- Born: February 6, 1806 Charleston, South Carolina
- Died: July 1, 1885 (aged 79) Montgomery, Texas
- Monuments: Bust in Conroe, Texas, erected 2011
- Other name: CB Stewart
- Occupations: Pharmacist, doctor, politician
- Known for: Texas Declaration of Independence

= Charles Bellinger Stewart =

Texas politician (1806–1885)

Charles Bellinger Tate Stewart (February 6, 1806 – July 1, 1885) was an American-born pharmacist, physician, and political leader in the Republic of Texas. He died in 1885 at 79 years old.

==Early life==
Stewart was born in Charleston, South Carolina, but moved to Texas in 1830. He was a delegate from the Municipality of Austin to the Convention of 1836, where he signed the Texas Declaration of Independence from Mexico. He was a member of the committee that drafted the Constitution of the Republic of Texas. On March 8, 1836, two days after the Alamo fell, Stewart absented himself from the Convention for a few days to get married. On March 11, 1836, he married Julia Shepperd in the Lake Creek Settlement. Stewart returned to the Convention on March 16, 1836, and signed the Constitution of the Republic of Texas on March 17, 1836. He moved to Montgomery, Texas, in 1837 and later attended the state constitutional convention of 1845. He represented Montgomery County in the Texas House of Representatives.

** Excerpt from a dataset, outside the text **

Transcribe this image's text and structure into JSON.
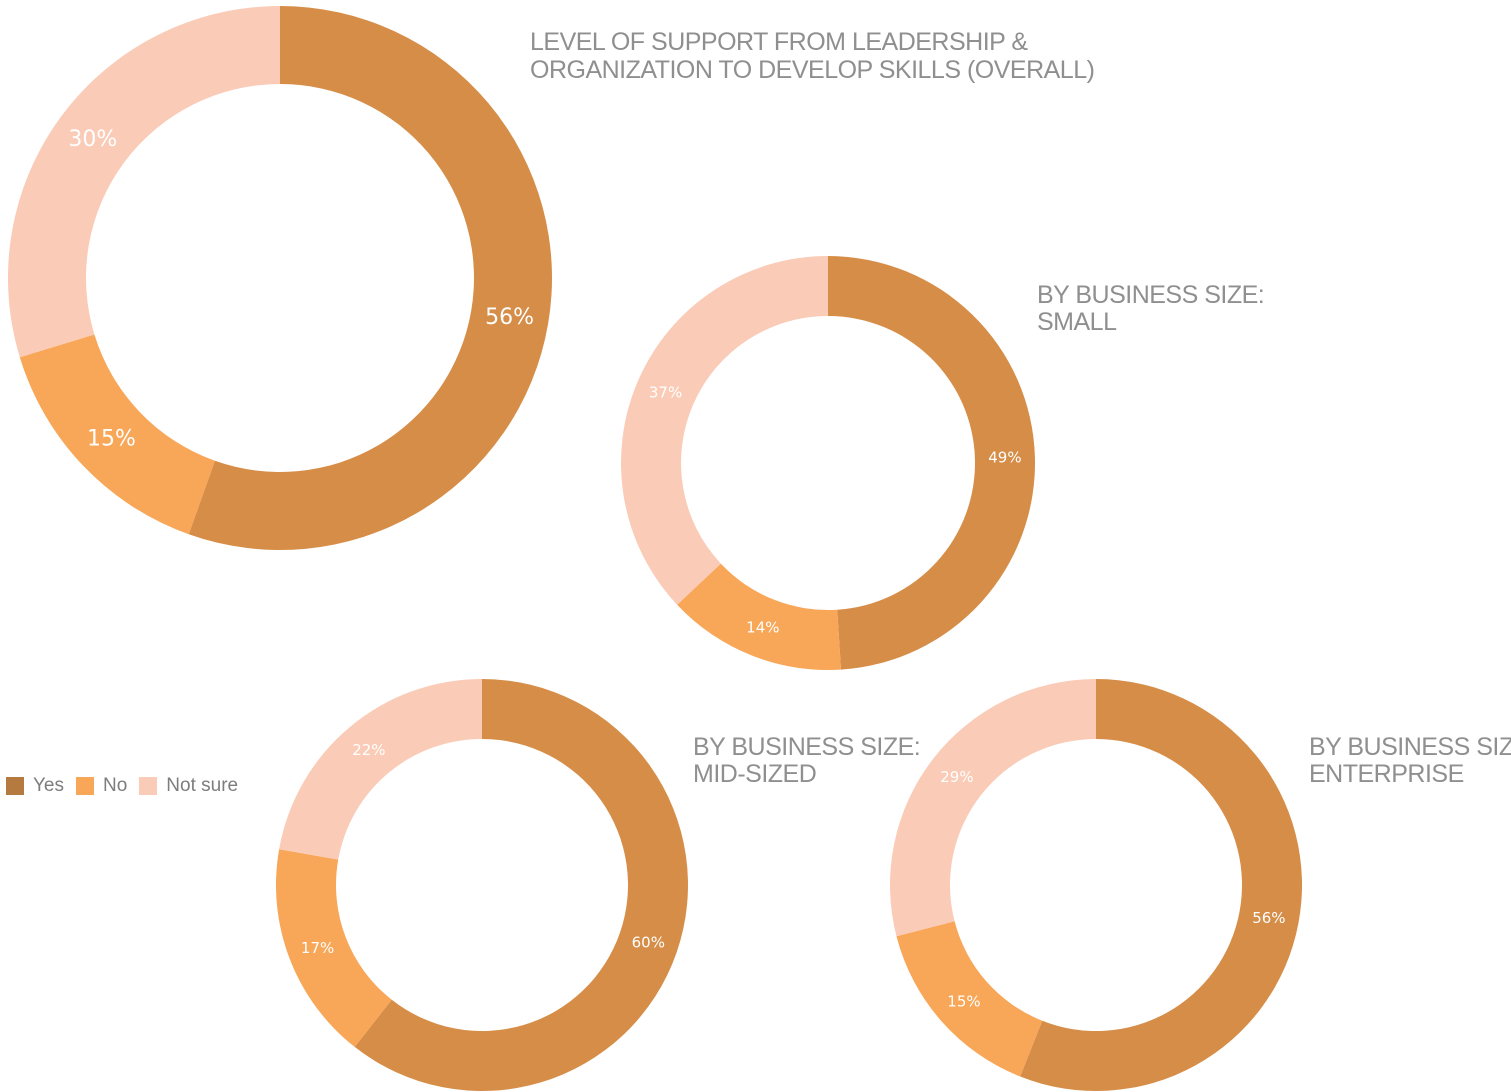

==Texas State Flag and Seal==
Some have claimed that Stewart is either the designer of the Texas flag or drew the image used by the Third Congress when enacting the legislation adopting the flag. "Accompanying the original Act ... is a drawing by Peter Krag of the national flag and seal ... although in the original President Lamar's approval and signature are at the top and upside down[.]" However, Stewart's drawing "looks suspiciously like a tracing of the Peter Krag art, including the upside down signature of President Lamar."

On April 21, 2011, a bust of Charles B. Stewart was unveiled at the ceremony dedicating the Lone Star Monument and Historical Flag Park in Conroe, Montgomery County, Texas.